É importante registrar que além da nota do Correio, estamos recebendo diversas denúncias sobre o caso no Canal Salve a Energia – Escuta Digital e vamos trazer alguns esclarecimentos apurados.

Para entender melhor, Santo Antônio Energia é a concessionária responsável pela implantação e operação da Hidrelétrica Santo Antônio – localizada no Rio Madeira, em Rondônia. Com 3,7 GigaWatts de potência instalada, é a quarta maior usina do Brasil. Com capacidade de geração de energia para atender até 45 milhões de pessoas.

Trata-se de uma Sociedade de Propósito Específico (espécie de Parceria Público Privada) onde Furnas, subsidiária da Eletrobras detém mais de 43% do capital, tendo como sócias, Cemig, Odebrecht Energia, Andrade Gutierrez e o FIP Amazônia Energia.

A Usina foi leiloada em 2007 e com o início das obras em 2008, o período colecionou polêmicas como o atraso na construção em uma greve e vários problemas de licenciamento ambiental. Não contando com os percalços do cronograma, Santo Antônio comercializou energia para uma venda futura. Como a hidrelétrica não conseguiu gerar essa energia devido ao atraso nas obras, por contrato o consórcio teve que comprar no mercado livre, de outras usinas, para entregar aos clientes. Porém, com a disparada no valor da eletricidade em 2014 devido à falta de chuvas, o cumprimento dessa determinação provocou um prejuízo bilionário à empresa. A direção de Santo Antônio Energia responsabilizou o Consórcio Construtor pelo atraso. Para definir a responsabilidade da dívida, instalou-se o procedimento arbitral CCI 21.511/ASM.

Recentemente, no início do ano foi consolidado o resultado da arbitragem com fato relevante publicado em 07 de fevereiro. A direção de Santo Antônio foi derrotada e a dívida é estimada em dois dígitos de bilhões, chegando perto dos R$ 20bi. O balanço anual de Santo Antônio Energia foi aprovado em Conselho de Administração da empresa no dia 08 de fevereiro, com votos contrários de dois conselheiros e arquivado na CVM em sequência sem registrar a derrota na arbitragem, mas o assunto já era de conhecimento da direção da empresa e vinha sendo tratado a sete chaves.
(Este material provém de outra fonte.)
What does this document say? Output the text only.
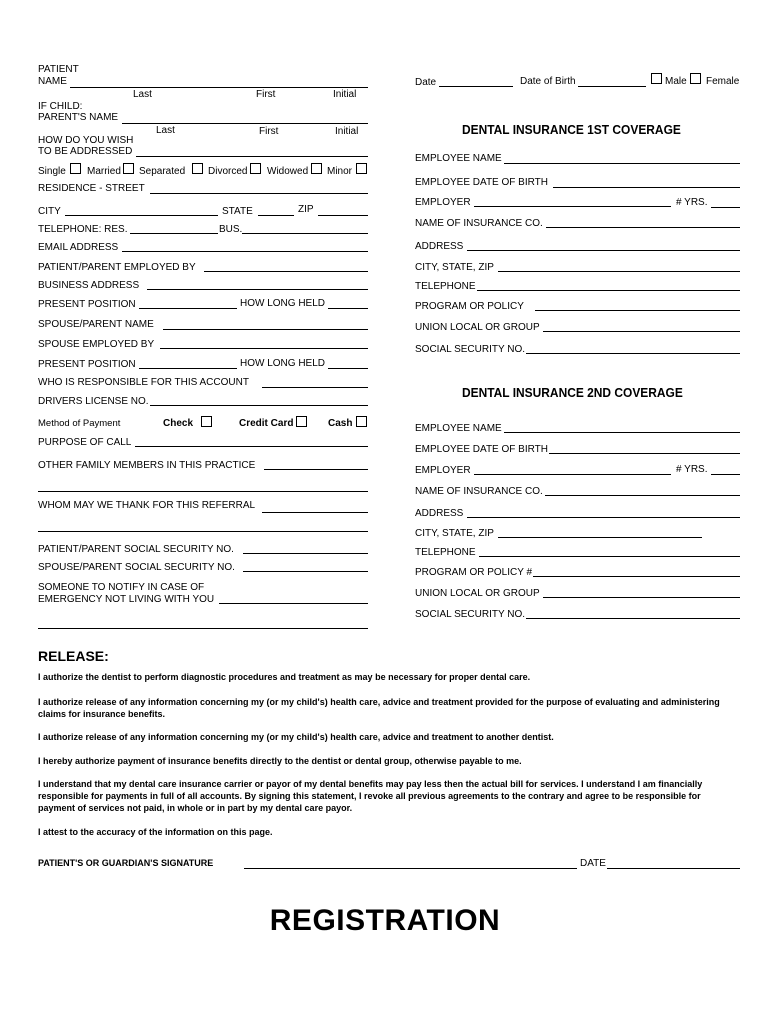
PATIENT
NAME
Last	First	Initial
IF CHILD:
PARENT'S NAME
Last	First	Initial
HOW DO YOU WISH
TO BE ADDRESSED
Single Married Separated Divorced Widowed Minor
RESIDENCE - STREET
CITY	STATE	ZIP
TELEPHONE: RES.	BUS.
EMAIL ADDRESS
PATIENT/PARENT EMPLOYED BY
BUSINESS ADDRESS
PRESENT POSITION	HOW LONG HELD
SPOUSE/PARENT NAME
SPOUSE EMPLOYED BY
PRESENT POSITION	HOW LONG HELD
WHO IS RESPONSIBLE FOR THIS ACCOUNT
DRIVERS LICENSE NO.
Method of Payment	Check	Credit Card	Cash
PURPOSE OF CALL
OTHER FAMILY MEMBERS IN THIS PRACTICE
WHOM MAY WE THANK FOR THIS REFERRAL
PATIENT/PARENT SOCIAL SECURITY NO.
SPOUSE/PARENT SOCIAL SECURITY NO.
SOMEONE TO NOTIFY IN CASE OF
EMERGENCY NOT LIVING WITH YOU
Date	Date of Birth	Male Female
DENTAL INSURANCE 1ST COVERAGE
EMPLOYEE NAME
EMPLOYEE DATE OF BIRTH
EMPLOYER	# YRS.
NAME OF INSURANCE CO.
ADDRESS
CITY, STATE, ZIP
TELEPHONE
PROGRAM OR POLICY
UNION LOCAL OR GROUP
SOCIAL SECURITY NO.
DENTAL INSURANCE 2ND COVERAGE
EMPLOYEE NAME
EMPLOYEE DATE OF BIRTH
EMPLOYER	# YRS.
NAME OF INSURANCE CO.
ADDRESS
CITY, STATE, ZIP
TELEPHONE
PROGRAM OR POLICY #
UNION LOCAL OR GROUP
SOCIAL SECURITY NO.
RELEASE:
I authorize the dentist to perform diagnostic procedures and treatment as may be necessary for proper dental care.
I authorize release of any information concerning my (or my child's) health care, advice and treatment provided for the purpose of evaluating and administering claims for insurance benefits.
I authorize release of any information concerning my (or my child's) health care, advice and treatment to another dentist.
I hereby authorize payment of insurance benefits directly to the dentist or dental group, otherwise payable to me.
I understand that my dental care insurance carrier or payor of my dental benefits may pay less then the actual bill for services. I understand I am financially responsible for payments in full of all accounts. By signing this statement, I revoke all previous agreements to the contrary and agree to be responsible for payment of services not paid, in whole or in part by my dental care payor.
I attest to the accuracy of the information on this page.
PATIENT'S OR GUARDIAN'S SIGNATURE	DATE
REGISTRATION
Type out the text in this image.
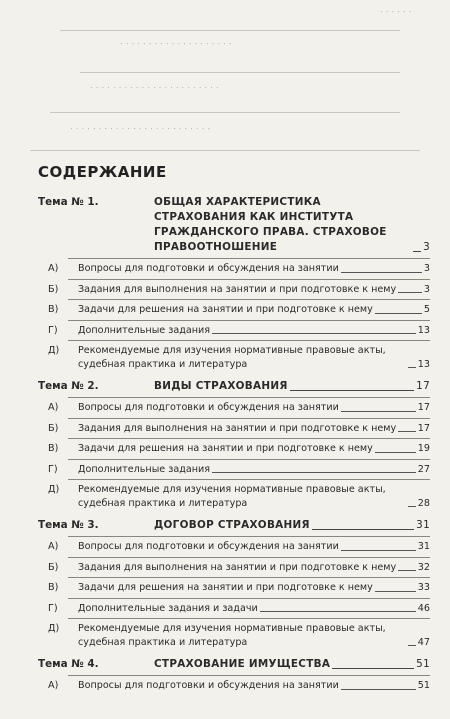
. . . . . .
. . . . . . . . . . . . . . . . . . . .
. . . . . . . . . . . . . . . . . . . . . . .
. . . . . . . . . . . . . . . . . . . . . . . . .
СОДЕРЖАНИЕ
Тема № 1.	ОБЩАЯ ХАРАКТЕРИСТИКА СТРАХОВАНИЯ КАК ИНСТИТУТА ГРАЖДАНСКОГО ПРАВА. СТРАХОВОЕ ПРАВООТНОШЕНИЕ	3
А)	Вопросы для подготовки и обсуждения на занятии	3
Б)	Задания для выполнения на занятии и при подготовке к нему	3
В)	Задачи для решения на занятии и при подготовке к нему	5
Г)	Дополнительные задания	13
Д)	Рекомендуемые для изучения нормативные правовые акты, судебная практика и литература	13
Тема № 2.	ВИДЫ СТРАХОВАНИЯ	17
А)	Вопросы для подготовки и обсуждения на занятии	17
Б)	Задания для выполнения на занятии и при подготовке к нему 17
В)	Задачи для решения на занятии и при подготовке к нему	19
Г)	Дополнительные задания	27
Д)	Рекомендуемые для изучения нормативные правовые акты, судебная практика и литература	28
Тема № 3.	ДОГОВОР СТРАХОВАНИЯ	31
А)	Вопросы для подготовки и обсуждения на занятии	31
Б)	Задания для выполнения на занятии и при подготовке к нему 32
В)	Задачи для решения на занятии и при подготовке к нему	33
Г)	Дополнительные задания и задачи	46
Д)	Рекомендуемые для изучения нормативные правовые акты, судебная практика и литература	47
Тема № 4.	СТРАХОВАНИЕ ИМУЩЕСТВА	51
А)	Вопросы для подготовки и обсуждения на занятии	51
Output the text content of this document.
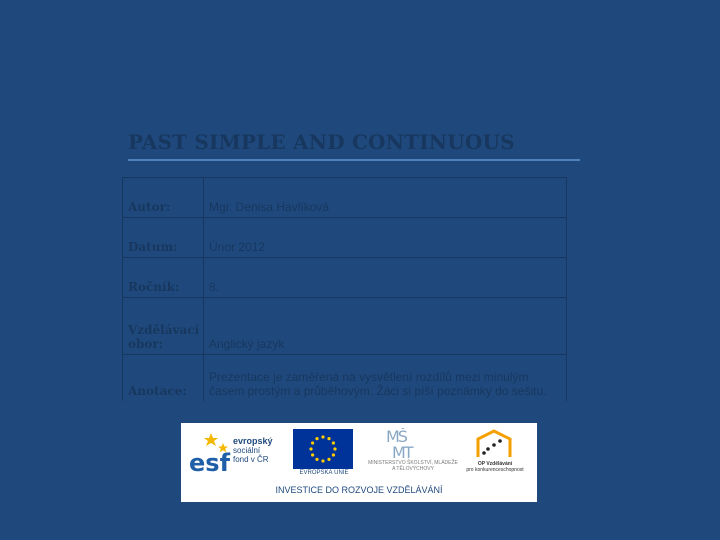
PAST SIMPLE AND CONTINUOUS
Autor:	Mgr. Denisa Havlíková
Datum:	Únor 2012
Ročník:	8.
Vzdělávací obor:	Anglický jazyk
Anotace:	Prezentace je zaměřená na vysvětlení rozdílů mezi minulým časem prostým a průběhovým. Žáci si píší poznámky do sešitu.
esf
evropský
sociální
fond v ČR
EVROPSKÁ UNIE
MŠ
MT
MINISTERSTVO ŠKOLSTVÍ, MLÁDEŽE A TĚLOVÝCHOVY
OP Vzdělávání
pro konkurenceschopnost
INVESTICE DO ROZVOJE VZDĚLÁVÁNÍ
Pelas regras contábeis de eventos subsequentes pelo menos os juros da dívida estipulada na arbitragem que giram em torno de R$ 2 bilhões deveriam ser provisionados no balanço de Santo Antônio e proporcionalmente no de Furnas e no da Eletrobras.

É exatamente aí que entra o ponto denunciado na nota do Correio Braziliense e que revela forte pressão dos acionistas, principalmente de Furnas e da Eletrobras para não alterar o balanço. Querem tomar a decisão de não refazer o balanço de Santo Antônio para não assumir/registrar a derrota na arbitragem. Se o balanço de Santo Antônio for refeito (e legalmente tem que ser), todos os cronogramas do balanço da Eletrobras caem por terra. E Cabe registrar que a publicação do balanço de 2021 da Eletrobras é elemento fundamental para a conclusão da privatização até 13 de maio (prazo legal mais afastado do processo eleitoral).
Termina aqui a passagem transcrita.